The twists and turns of our eternal battle to understand, appreciate, expand and develop our individual perspectives perplex me.
Some days I wake up, and I feel like I'm somewhere new.
But usually I'm just in my bed.
Every interaction, with its prejudices, presumptions, pretenses and and assumptions, astounds me. Our ability to communicate effectively (sometimes) through that murky marsh impresses me. This marsh is like the everglades: teeming with life and motion, full of potential for growth and development, but you never know where the alligator or snake is hiding under the water ready to pounce and bite your leg off or inject you with venom that will paralyze you and make you stop breathing.

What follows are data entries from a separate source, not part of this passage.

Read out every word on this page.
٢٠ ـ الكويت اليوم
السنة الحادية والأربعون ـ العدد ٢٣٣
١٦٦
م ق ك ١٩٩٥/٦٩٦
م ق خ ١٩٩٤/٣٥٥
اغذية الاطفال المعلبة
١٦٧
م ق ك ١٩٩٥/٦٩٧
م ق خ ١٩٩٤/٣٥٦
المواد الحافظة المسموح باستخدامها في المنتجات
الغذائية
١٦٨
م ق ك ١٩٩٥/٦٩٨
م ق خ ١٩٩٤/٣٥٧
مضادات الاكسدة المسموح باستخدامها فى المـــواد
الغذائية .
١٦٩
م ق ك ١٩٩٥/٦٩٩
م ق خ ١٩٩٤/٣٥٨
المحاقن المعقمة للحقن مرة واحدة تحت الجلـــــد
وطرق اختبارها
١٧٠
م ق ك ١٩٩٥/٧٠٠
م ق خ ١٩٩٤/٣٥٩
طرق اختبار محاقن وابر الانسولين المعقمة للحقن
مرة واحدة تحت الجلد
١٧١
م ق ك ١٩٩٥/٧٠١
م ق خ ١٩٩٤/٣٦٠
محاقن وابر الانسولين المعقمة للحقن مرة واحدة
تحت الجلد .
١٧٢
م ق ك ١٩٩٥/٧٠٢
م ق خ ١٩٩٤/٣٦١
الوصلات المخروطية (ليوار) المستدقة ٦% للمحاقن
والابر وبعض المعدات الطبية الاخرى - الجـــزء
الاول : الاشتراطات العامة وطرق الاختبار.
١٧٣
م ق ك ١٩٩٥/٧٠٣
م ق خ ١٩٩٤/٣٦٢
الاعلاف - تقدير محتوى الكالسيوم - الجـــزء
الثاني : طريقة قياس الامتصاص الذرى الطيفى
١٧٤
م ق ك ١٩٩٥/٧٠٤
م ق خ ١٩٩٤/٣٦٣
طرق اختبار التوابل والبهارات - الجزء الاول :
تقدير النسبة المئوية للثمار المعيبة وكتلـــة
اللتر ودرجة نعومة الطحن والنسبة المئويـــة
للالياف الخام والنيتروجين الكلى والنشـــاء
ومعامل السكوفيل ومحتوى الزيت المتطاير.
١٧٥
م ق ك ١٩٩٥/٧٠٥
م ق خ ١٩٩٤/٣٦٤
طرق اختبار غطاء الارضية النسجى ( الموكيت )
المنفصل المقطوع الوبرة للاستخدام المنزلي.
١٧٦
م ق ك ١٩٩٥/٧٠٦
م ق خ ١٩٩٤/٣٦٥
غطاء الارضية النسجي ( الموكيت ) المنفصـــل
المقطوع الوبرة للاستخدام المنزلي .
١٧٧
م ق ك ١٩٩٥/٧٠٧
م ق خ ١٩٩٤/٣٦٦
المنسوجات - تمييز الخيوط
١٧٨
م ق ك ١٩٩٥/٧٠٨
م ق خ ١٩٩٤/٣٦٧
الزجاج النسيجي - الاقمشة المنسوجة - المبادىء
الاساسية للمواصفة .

I get scared of this realm, sometimes.
But we've figured out ways to get through this world pretty safe. We hide ourselves in giant flat bottom boats with fans so large that, if they were in Kansas, could spark a tornado. We speed through the marsh, going only were we need to go because we are reasonable sure that there are no alligators there. Because if we get off the boat just for a second...

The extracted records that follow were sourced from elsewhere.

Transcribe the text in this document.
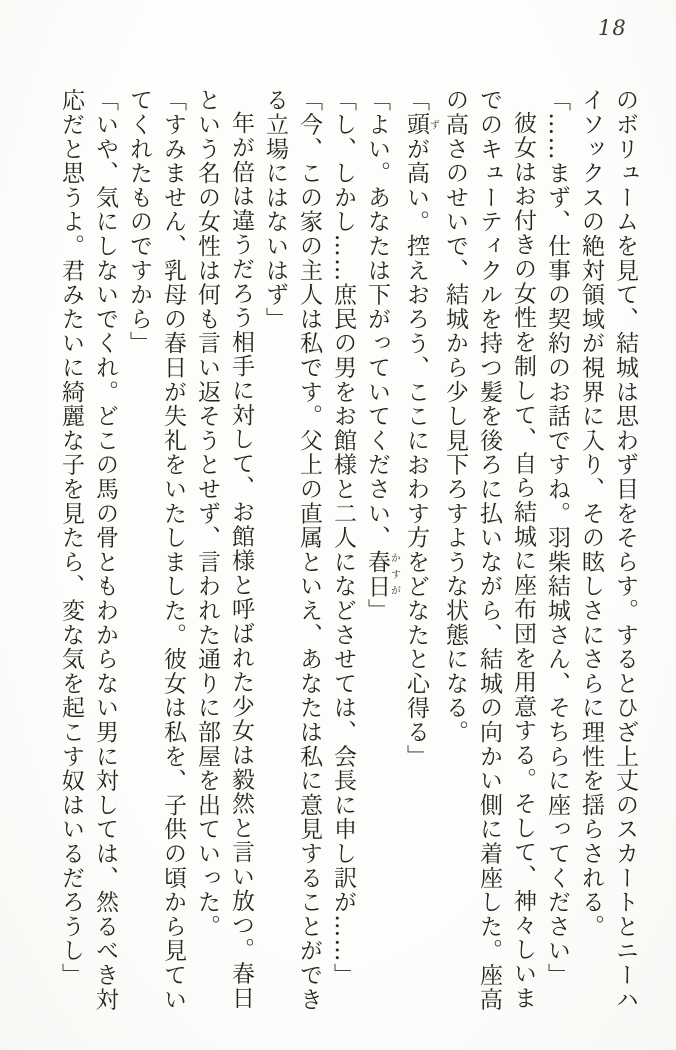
18
のボリュームを見て、結城は思わず目をそらす。するとひざ上丈のスカートとニーハ
イソックスの絶対領域が視界に入り、その眩しさにさらに理性を揺らされる。
「……まず、仕事の契約のお話ですね。羽柴結城さん、そちらに座ってください」
彼女はお付きの女性を制して、自ら結城に座布団を用意する。そして、神々しいま
でのキューティクルを持つ髪を後ろに払いながら、結城の向かい側に着座した。座高
の高さのせいで、結城から少し見下ろすような状態になる。
「頭ずが高い。控えおろう、ここにおわす方をどなたと心得る」
「よい。あなたは下がっていてください、春日かすが」
「し、しかし……庶民の男をお館様と二人になどさせては、会長に申し訳が……」
「今、この家の主人は私です。父上の直属といえ、あなたは私に意見することができ
る立場にはないはず」
年が倍は違うだろう相手に対して、お館様と呼ばれた少女は毅然と言い放つ。春日
という名の女性は何も言い返そうとせず、言われた通りに部屋を出ていった。
「すみません、乳母の春日が失礼をいたしました。彼女は私を、子供の頃から見てい
てくれたものですから」
「いや、気にしないでくれ。どこの馬の骨ともわからない男に対しては、然るべき対
応だと思うよ。君みたいに綺麗な子を見たら、変な気を起こす奴はいるだろうし」
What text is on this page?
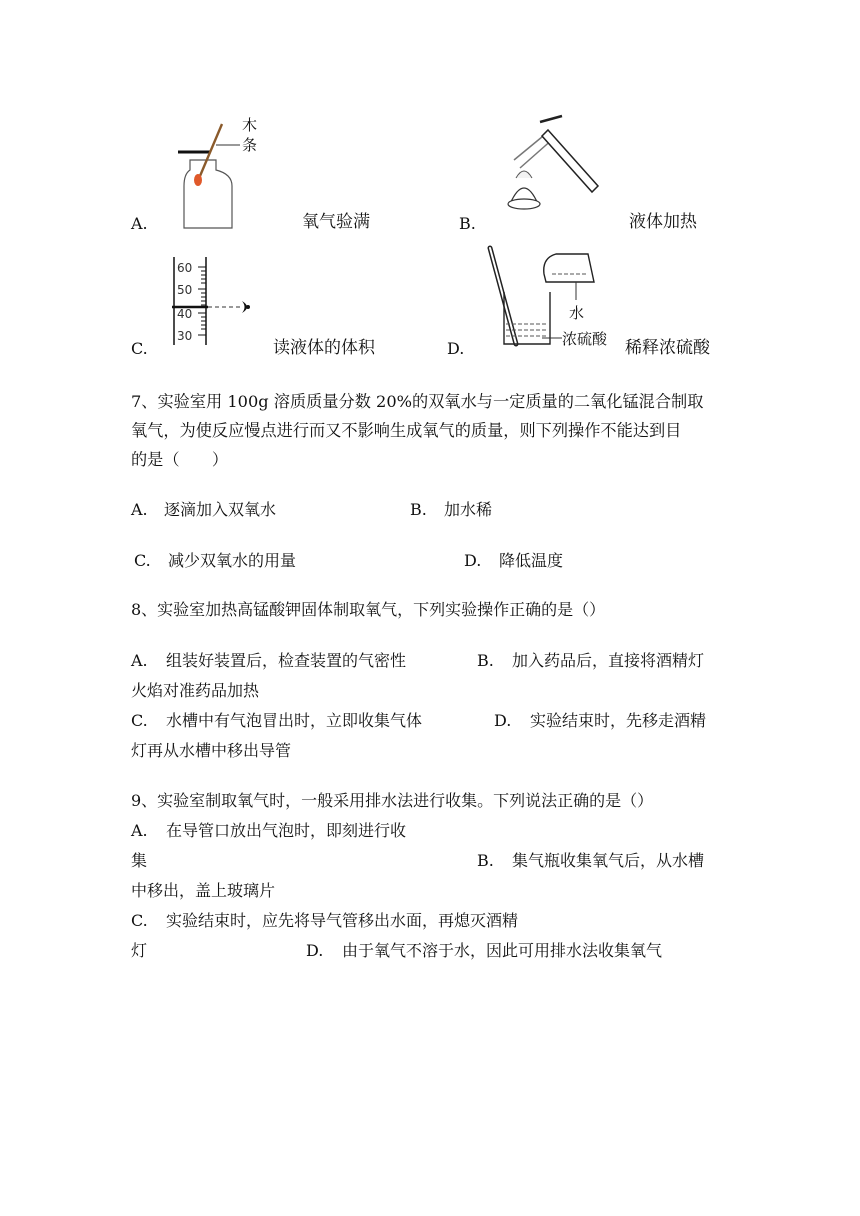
木
条
A.	氧气验满	B.	液体加热
60
50
40
30
C.	读液体的体积
水
浓硫酸
D.	稀释浓硫酸
7、实验室用 100g 溶质质量分数 20%的双氧水与一定质量的二氧化锰混合制取
氧气，为使反应慢点进行而又不影响生成氧气的质量，则下列操作不能达到目
的是（　　）
A. 逐滴加入双氧水	B. 加水稀
C. 减少双氧水的用量	D. 降低温度
8、实验室加热高锰酸钾固体制取氧气，下列实验操作正确的是（）
A. 组装好装置后，检查装置的气密性	B. 加入药品后，直接将酒精灯
火焰对准药品加热
C. 水槽中有气泡冒出时，立即收集气体	D. 实验结束时，先移走酒精
灯再从水槽中移出导管
9、实验室制取氧气时，一般采用排水法进行收集。下列说法正确的是（）
A. 在导管口放出气泡时，即刻进行收
集	B. 集气瓶收集氧气后，从水槽
中移出，盖上玻璃片
C. 实验结束时，应先将导气管移出水面，再熄灭酒精
灯	D. 由于氧气不溶于水，因此可用排水法收集氧气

You've lost your leg. Sure, you can get a peg to replace it, but its not the same.
Should I fear losing my leg? Is my attachment to my bodily limbs limiting my ability, my fear of pain capping my capacity?
Should I be trying to find ways to actively dissuade the beasts of the marsh from harming me, rather than simply avoiding them?
The answer is yes.
I'm astounded by the prejudices, presumptions, pretenses and assumptions of communication between people, but its the prejudices, presumptions, pretenses and assumptions of communication within myself that really confound me.